Hills End
- First edition
- Author: Ivan Southall
- Language: English
- Genre: Children's novel
- Publisher: Angus & Robertson, Sydney
- Publication date: 1962
- Publication place: Australia
- Pages: 174 pages

= Hills End =

1962 children's book by Ivan Southall

Hills End is a children's book by Ivan Southall published in 1962 and later adapted for television.

==Plot summary ==

The story follows seven children and their teacher who are trapped inside a cave while a fierce cyclonic storm destroys the fictional town of Hills End. They face a struggle to survive as well as having to deal with their loss. A mystery also surrounds ancient aboriginal art found in the cave.

==Literary significance and reception==
Southall had lost his family farm shortly before the publication of Hills End, but its success established him as a writer both in Australia and internationally.

John Rowe Thompson wrote of the book "Hills End is almost a perfect novel of its kind.... The rapid character development and self-discovery of the children under stress are notable."

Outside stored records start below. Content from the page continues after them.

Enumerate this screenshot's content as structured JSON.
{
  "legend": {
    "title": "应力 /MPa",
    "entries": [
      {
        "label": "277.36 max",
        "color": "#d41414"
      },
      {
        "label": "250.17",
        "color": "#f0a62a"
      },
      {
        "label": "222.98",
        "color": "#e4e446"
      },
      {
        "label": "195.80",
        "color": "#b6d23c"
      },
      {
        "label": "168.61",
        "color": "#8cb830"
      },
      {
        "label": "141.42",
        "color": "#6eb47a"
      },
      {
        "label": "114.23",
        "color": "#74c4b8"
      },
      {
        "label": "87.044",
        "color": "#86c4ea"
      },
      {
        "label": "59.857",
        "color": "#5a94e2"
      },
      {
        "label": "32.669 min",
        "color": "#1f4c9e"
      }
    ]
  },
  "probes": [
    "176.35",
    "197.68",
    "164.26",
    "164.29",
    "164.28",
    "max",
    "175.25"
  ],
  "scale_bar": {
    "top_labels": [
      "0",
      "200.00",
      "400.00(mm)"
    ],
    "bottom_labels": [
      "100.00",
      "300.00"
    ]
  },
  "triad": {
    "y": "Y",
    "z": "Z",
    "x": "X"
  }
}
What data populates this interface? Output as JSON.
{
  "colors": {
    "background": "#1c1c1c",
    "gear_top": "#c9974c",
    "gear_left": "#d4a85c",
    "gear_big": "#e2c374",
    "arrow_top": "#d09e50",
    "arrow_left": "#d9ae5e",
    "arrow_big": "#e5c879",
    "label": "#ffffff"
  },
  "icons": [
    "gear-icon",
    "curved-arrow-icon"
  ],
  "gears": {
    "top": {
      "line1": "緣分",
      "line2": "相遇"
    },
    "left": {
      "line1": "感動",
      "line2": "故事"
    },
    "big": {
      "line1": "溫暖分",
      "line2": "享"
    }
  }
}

Hills End is regarded as a classic of Australian children's literature. The book is studied in Australia in the early years of high school both as a work of literature and to aid discussion on the impact of natural disasters.

==Television adaptation==

The mini-series Hills End starred Madge Ryan as Miss Godwin, John Noble as Ben Fiddler, Peter Gwynne as Frank Tobias, Maree D'Arcy, Katharine Cullen as Frances McLeod, Clayton Williamson as Adrian Fiddler, Jason Degiorgio as Paul Mace, Emma Fowler as Gussie Mace, Haydon Samuels as Harvey Collins, Caitlin Procter as Maisie Johnson and Keith Eisenhuth as 'Butch' Buchanan. It originally aired on ABC Television in 1989.